The cost of administering the city of New Orleans workers’ compensation program is projected to increase sharply next year — nearly six times for some employees, according to 2014 budget projections shared with The Lens.
On Thursday, Courtney Bagneris, the city’s interim risk manager, is expected to give the City Council budget committee a preliminary report on an audit of the program, said Lauren Hotard, a spokeswoman for Councilwoman Stacy Head. That should include some explanation for the increase, she said.
City Budget Director Cary Grant told the budget committee in August that the city was experiencing a “large uptick” in workers’ compensation claims this year. The city budgeted $16 million for such expenses this year; he said he expected claims to exceed $24 million.
While significant, that’s nowhere near the sixfold increase projected in next year’s budget, from about $300 to $1,700 per employee. Grant did not address the 2014 projections in his presentation.
Such an increase would cost the city about $2.5 million more in next year’s budget of about $500 million.
Head revealed the 2014 price jump during an Aug. 30 Lens live chat on the city’s 2014 budget, writing that the Council Fiscal Office had just informed councilmembers of the increase for their staff’s personnel costs. “We don’t know why” the costs are rising, she wrote.
Assistant City Council Fiscal Officer David Gavlinski said he learned of the increased cost when his office was using the city’s computerized budget system to prepare the council’s budget reports for 2014. The system automatically put the council’s workers’ comp cost at $1,700 per employee, he said.
In September, New Orleans Inspector General Ed Quatrevaux told The Lens that a budget document showed a “similar increase” in his office’s personnel budget.

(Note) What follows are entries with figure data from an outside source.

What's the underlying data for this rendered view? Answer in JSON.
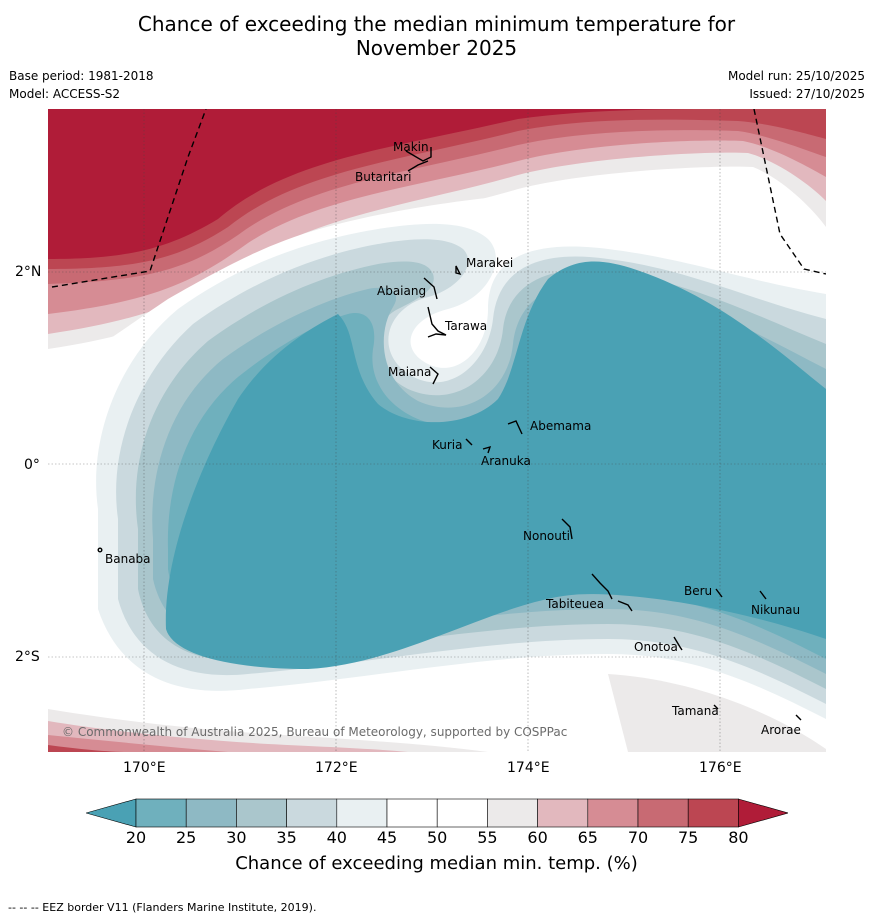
{
  "title": {
    "line1": "Chance of exceeding the median minimum temperature for",
    "line2": "November 2025"
  },
  "meta": {
    "base_period": "Base period: 1981-2018",
    "model": "Model: ACCESS-S2",
    "model_run": "Model run: 25/10/2025",
    "issued": "Issued: 27/10/2025"
  },
  "axes": {
    "lat_labels": [
      "2°N",
      "0°",
      "2°S"
    ],
    "lon_labels": [
      "170°E",
      "172°E",
      "174°E",
      "176°E"
    ]
  },
  "islands": [
    {
      "name": "Makin"
    },
    {
      "name": "Butaritari"
    },
    {
      "name": "Marakei"
    },
    {
      "name": "Abaiang"
    },
    {
      "name": "Tarawa"
    },
    {
      "name": "Maiana"
    },
    {
      "name": "Abemama"
    },
    {
      "name": "Kuria"
    },
    {
      "name": "Aranuka"
    },
    {
      "name": "Banaba"
    },
    {
      "name": "Nonouti"
    },
    {
      "name": "Beru"
    },
    {
      "name": "Tabiteuea"
    },
    {
      "name": "Nikunau"
    },
    {
      "name": "Onotoa"
    },
    {
      "name": "Tamana"
    },
    {
      "name": "Arorae"
    }
  ],
  "copyright": "© Commonwealth of Australia 2025, Bureau of Meteorology, supported by COSPPac",
  "colorbar": {
    "ticks": [
      "20",
      "25",
      "30",
      "35",
      "40",
      "45",
      "50",
      "55",
      "60",
      "65",
      "70",
      "75",
      "80"
    ],
    "title": "Chance of exceeding median min. temp. (%)",
    "colors": [
      "#4aa1b4",
      "#6fb0bd",
      "#8eb9c4",
      "#aac6cc",
      "#cad9de",
      "#e9f0f2",
      "#ffffff",
      "#ffffff",
      "#eceaea",
      "#e2b8be",
      "#d68c94",
      "#c86a73",
      "#bc4652",
      "#b01c38"
    ]
  },
  "footer": "--  --  -- EEZ border V11 (Flanders Marine Institute, 2019)."
}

In a follow-up email Wednesday, Quatrevaux said he has since been told that his office would not see such an increase.
Chief Administrative Officer Andy Kopplin “told me by phone that the OIG cost allocation would remain at last year’s $326/per capita, and not be increased as originally stated,” Quatrevaux wrote.

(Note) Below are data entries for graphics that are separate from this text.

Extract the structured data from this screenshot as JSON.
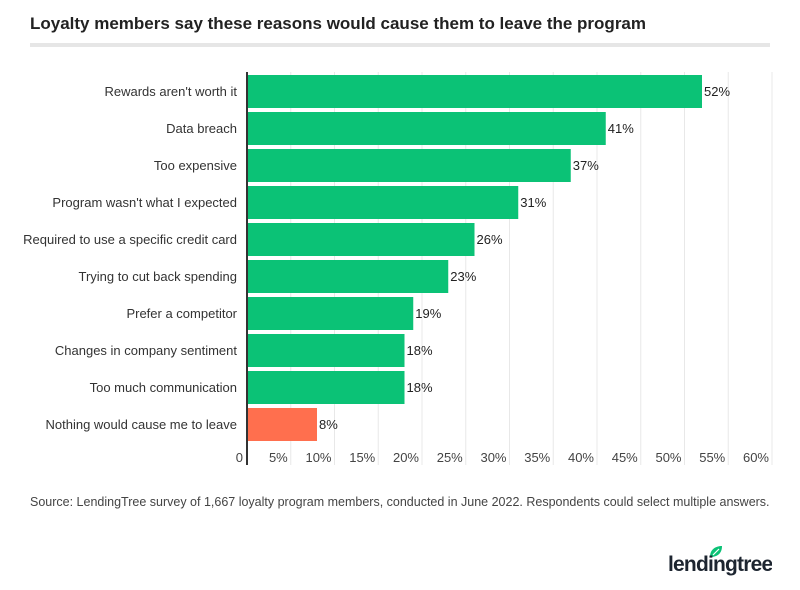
{
  "title": "Loyalty members say these reasons would cause them to leave the program",
  "source": "Source: LendingTree survey of 1,667 loyalty program members, conducted in June 2022. Respondents could select multiple answers.",
  "logo_text": "lendingtree",
  "colors": {
    "primary": "#0bc276",
    "highlight": "#ff6f4e",
    "grid": "#e8e8e8",
    "axis": "#333333"
  },
  "chart_data": {
    "type": "bar",
    "orientation": "horizontal",
    "categories": [
      "Rewards aren't worth it",
      "Data breach",
      "Too expensive",
      "Program wasn't what I expected",
      "Required to use a specific credit card",
      "Trying to cut back spending",
      "Prefer a competitor",
      "Changes in company sentiment",
      "Too much communication",
      "Nothing would cause me to leave"
    ],
    "values": [
      52,
      41,
      37,
      31,
      26,
      23,
      19,
      18,
      18,
      8
    ],
    "data_labels": [
      "52%",
      "41%",
      "37%",
      "31%",
      "26%",
      "23%",
      "19%",
      "18%",
      "18%",
      "8%"
    ],
    "highlighted_category": "Nothing would cause me to leave",
    "xlim": [
      0,
      60
    ],
    "xticks": [
      "0",
      "5%",
      "10%",
      "15%",
      "20%",
      "25%",
      "30%",
      "35%",
      "40%",
      "45%",
      "50%",
      "55%",
      "60%"
    ],
    "grid": "vertical"
  }
}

In a Wednesday phone interview, City Council Fiscal Officer Calvin Aguillard said the administration has not given his office an update since he saw the $1,700 rate in late August. He added, however, that the figure could change after Thursday’s report.
Rather than buying insurance to pay claims for workers injured on the job, the city self-insures, putting a certain amount into its program based on the risk factors of certain types of employees.

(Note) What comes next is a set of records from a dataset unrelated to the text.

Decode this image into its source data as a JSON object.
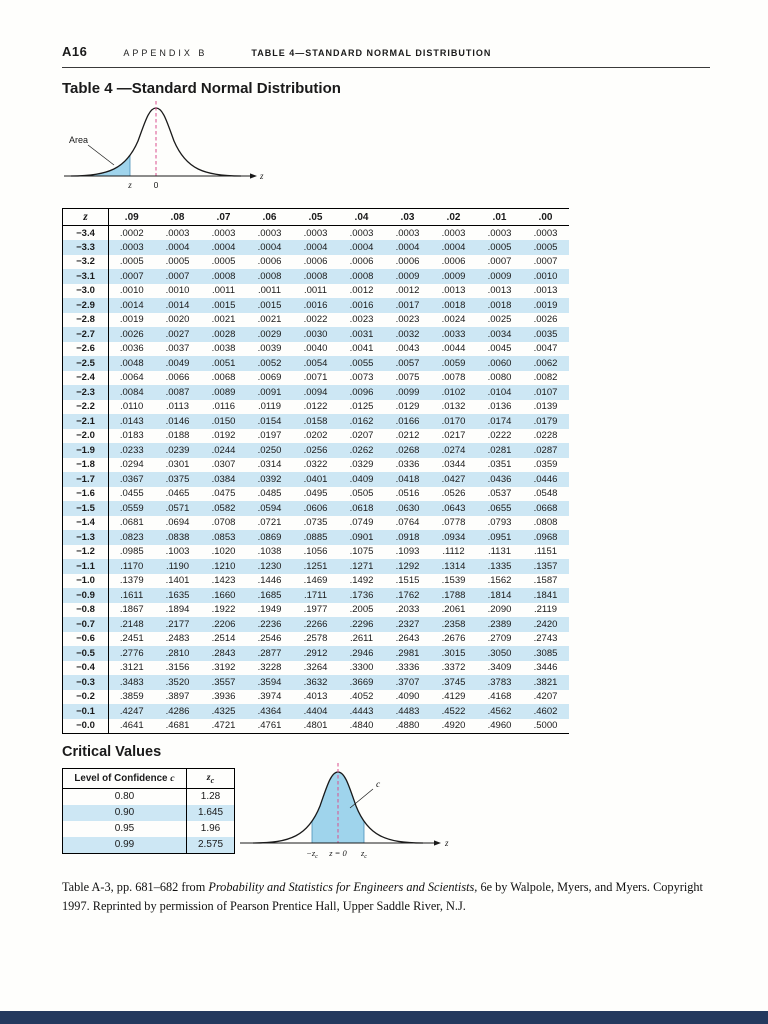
{
  "running_head": {
    "page_number": "A16",
    "appendix": "APPENDIX B",
    "table_title": "TABLE 4—STANDARD NORMAL DISTRIBUTION"
  },
  "title": "Table 4 —Standard Normal Distribution",
  "diagram_left_tail": {
    "area_label": "Area",
    "tick_z": "z",
    "tick_zero": "0",
    "axis_label": "z"
  },
  "ztable": {
    "columns": [
      "z",
      ".09",
      ".08",
      ".07",
      ".06",
      ".05",
      ".04",
      ".03",
      ".02",
      ".01",
      ".00"
    ],
    "rows": [
      [
        "−3.4",
        ".0002",
        ".0003",
        ".0003",
        ".0003",
        ".0003",
        ".0003",
        ".0003",
        ".0003",
        ".0003",
        ".0003"
      ],
      [
        "−3.3",
        ".0003",
        ".0004",
        ".0004",
        ".0004",
        ".0004",
        ".0004",
        ".0004",
        ".0004",
        ".0005",
        ".0005"
      ],
      [
        "−3.2",
        ".0005",
        ".0005",
        ".0005",
        ".0006",
        ".0006",
        ".0006",
        ".0006",
        ".0006",
        ".0007",
        ".0007"
      ],
      [
        "−3.1",
        ".0007",
        ".0007",
        ".0008",
        ".0008",
        ".0008",
        ".0008",
        ".0009",
        ".0009",
        ".0009",
        ".0010"
      ],
      [
        "−3.0",
        ".0010",
        ".0010",
        ".0011",
        ".0011",
        ".0011",
        ".0012",
        ".0012",
        ".0013",
        ".0013",
        ".0013"
      ],
      [
        "−2.9",
        ".0014",
        ".0014",
        ".0015",
        ".0015",
        ".0016",
        ".0016",
        ".0017",
        ".0018",
        ".0018",
        ".0019"
      ],
      [
        "−2.8",
        ".0019",
        ".0020",
        ".0021",
        ".0021",
        ".0022",
        ".0023",
        ".0023",
        ".0024",
        ".0025",
        ".0026"
      ],
      [
        "−2.7",
        ".0026",
        ".0027",
        ".0028",
        ".0029",
        ".0030",
        ".0031",
        ".0032",
        ".0033",
        ".0034",
        ".0035"
      ],
      [
        "−2.6",
        ".0036",
        ".0037",
        ".0038",
        ".0039",
        ".0040",
        ".0041",
        ".0043",
        ".0044",
        ".0045",
        ".0047"
      ],
      [
        "−2.5",
        ".0048",
        ".0049",
        ".0051",
        ".0052",
        ".0054",
        ".0055",
        ".0057",
        ".0059",
        ".0060",
        ".0062"
      ],
      [
        "−2.4",
        ".0064",
        ".0066",
        ".0068",
        ".0069",
        ".0071",
        ".0073",
        ".0075",
        ".0078",
        ".0080",
        ".0082"
      ],
      [
        "−2.3",
        ".0084",
        ".0087",
        ".0089",
        ".0091",
        ".0094",
        ".0096",
        ".0099",
        ".0102",
        ".0104",
        ".0107"
      ],
      [
        "−2.2",
        ".0110",
        ".0113",
        ".0116",
        ".0119",
        ".0122",
        ".0125",
        ".0129",
        ".0132",
        ".0136",
        ".0139"
      ],
      [
        "−2.1",
        ".0143",
        ".0146",
        ".0150",
        ".0154",
        ".0158",
        ".0162",
        ".0166",
        ".0170",
        ".0174",
        ".0179"
      ],
      [
        "−2.0",
        ".0183",
        ".0188",
        ".0192",
        ".0197",
        ".0202",
        ".0207",
        ".0212",
        ".0217",
        ".0222",
        ".0228"
      ],
      [
        "−1.9",
        ".0233",
        ".0239",
        ".0244",
        ".0250",
        ".0256",
        ".0262",
        ".0268",
        ".0274",
        ".0281",
        ".0287"
      ],
      [
        "−1.8",
        ".0294",
        ".0301",
        ".0307",
        ".0314",
        ".0322",
        ".0329",
        ".0336",
        ".0344",
        ".0351",
        ".0359"
      ],
      [
        "−1.7",
        ".0367",
        ".0375",
        ".0384",
        ".0392",
        ".0401",
        ".0409",
        ".0418",
        ".0427",
        ".0436",
        ".0446"
      ],
      [
        "−1.6",
        ".0455",
        ".0465",
        ".0475",
        ".0485",
        ".0495",
        ".0505",
        ".0516",
        ".0526",
        ".0537",
        ".0548"
      ],
      [
        "−1.5",
        ".0559",
        ".0571",
        ".0582",
        ".0594",
        ".0606",
        ".0618",
        ".0630",
        ".0643",
        ".0655",
        ".0668"
      ],
      [
        "−1.4",
        ".0681",
        ".0694",
        ".0708",
        ".0721",
        ".0735",
        ".0749",
        ".0764",
        ".0778",
        ".0793",
        ".0808"
      ],
      [
        "−1.3",
        ".0823",
        ".0838",
        ".0853",
        ".0869",
        ".0885",
        ".0901",
        ".0918",
        ".0934",
        ".0951",
        ".0968"
      ],
      [
        "−1.2",
        ".0985",
        ".1003",
        ".1020",
        ".1038",
        ".1056",
        ".1075",
        ".1093",
        ".1112",
        ".1131",
        ".1151"
      ],
      [
        "−1.1",
        ".1170",
        ".1190",
        ".1210",
        ".1230",
        ".1251",
        ".1271",
        ".1292",
        ".1314",
        ".1335",
        ".1357"
      ],
      [
        "−1.0",
        ".1379",
        ".1401",
        ".1423",
        ".1446",
        ".1469",
        ".1492",
        ".1515",
        ".1539",
        ".1562",
        ".1587"
      ],
      [
        "−0.9",
        ".1611",
        ".1635",
        ".1660",
        ".1685",
        ".1711",
        ".1736",
        ".1762",
        ".1788",
        ".1814",
        ".1841"
      ],
      [
        "−0.8",
        ".1867",
        ".1894",
        ".1922",
        ".1949",
        ".1977",
        ".2005",
        ".2033",
        ".2061",
        ".2090",
        ".2119"
      ],
      [
        "−0.7",
        ".2148",
        ".2177",
        ".2206",
        ".2236",
        ".2266",
        ".2296",
        ".2327",
        ".2358",
        ".2389",
        ".2420"
      ],
      [
        "−0.6",
        ".2451",
        ".2483",
        ".2514",
        ".2546",
        ".2578",
        ".2611",
        ".2643",
        ".2676",
        ".2709",
        ".2743"
      ],
      [
        "−0.5",
        ".2776",
        ".2810",
        ".2843",
        ".2877",
        ".2912",
        ".2946",
        ".2981",
        ".3015",
        ".3050",
        ".3085"
      ],
      [
        "−0.4",
        ".3121",
        ".3156",
        ".3192",
        ".3228",
        ".3264",
        ".3300",
        ".3336",
        ".3372",
        ".3409",
        ".3446"
      ],
      [
        "−0.3",
        ".3483",
        ".3520",
        ".3557",
        ".3594",
        ".3632",
        ".3669",
        ".3707",
        ".3745",
        ".3783",
        ".3821"
      ],
      [
        "−0.2",
        ".3859",
        ".3897",
        ".3936",
        ".3974",
        ".4013",
        ".4052",
        ".4090",
        ".4129",
        ".4168",
        ".4207"
      ],
      [
        "−0.1",
        ".4247",
        ".4286",
        ".4325",
        ".4364",
        ".4404",
        ".4443",
        ".4483",
        ".4522",
        ".4562",
        ".4602"
      ],
      [
        "−0.0",
        ".4641",
        ".4681",
        ".4721",
        ".4761",
        ".4801",
        ".4840",
        ".4880",
        ".4920",
        ".4960",
        ".5000"
      ]
    ]
  },
  "critical_values": {
    "title": "Critical Values",
    "col1_main": "Level of Confidence ",
    "col1_var": "c",
    "col2_main": "z",
    "col2_sub": "c",
    "rows": [
      [
        "0.80",
        "1.28"
      ],
      [
        "0.90",
        "1.645"
      ],
      [
        "0.95",
        "1.96"
      ],
      [
        "0.99",
        "2.575"
      ]
    ]
  },
  "diagram_critical": {
    "c_label": "c",
    "neg_zc_main": "−z",
    "zc_sub": "c",
    "center_label": "z = 0",
    "pos_zc_main": "z",
    "axis_label": "z"
  },
  "footnote": {
    "prefix": "Table A-3, pp. 681–682 from ",
    "book_title": "Probability and Statistics for Engineers and Scientists,",
    "suffix": " 6e by Walpole, Myers, and Myers. Copyright 1997. Reprinted by permission of Pearson Prentice Hall, Upper Saddle River, N.J."
  },
  "colors": {
    "row_stripe": "#cde7f4",
    "curve_fill": "#9fd4ec",
    "dashed_line": "#d94f8e",
    "bottom_bar": "#24395e"
  }
}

As a December 2012 Office of Inspector General report on workers’ compensation cost shows, the $300 figure applies to about 1,900 of the city’s low-risk workers. Per-employee costs for higher-risk employees are greater — up to $3,400 for police officers and $13,800 for firefighters.
In the August meeting, Grant said the city had hired a forensic auditor to review claims data from Hammerman and Gainer Inc., the company hired last year to manage the program for an annual fee of $610,000. The Office of Inspector General’s report noted that the program had not undergone an independent audit in more than a decade.
Last month, Kopplin said rates for all employee categories will go up next year, but he did not say how much. Asked to explain the sharp increase reported by the Council Fiscal Office, Kopplin said, “We’ve gotten some questions on that so we’re looking into whether workers comp has been calculated correctly.”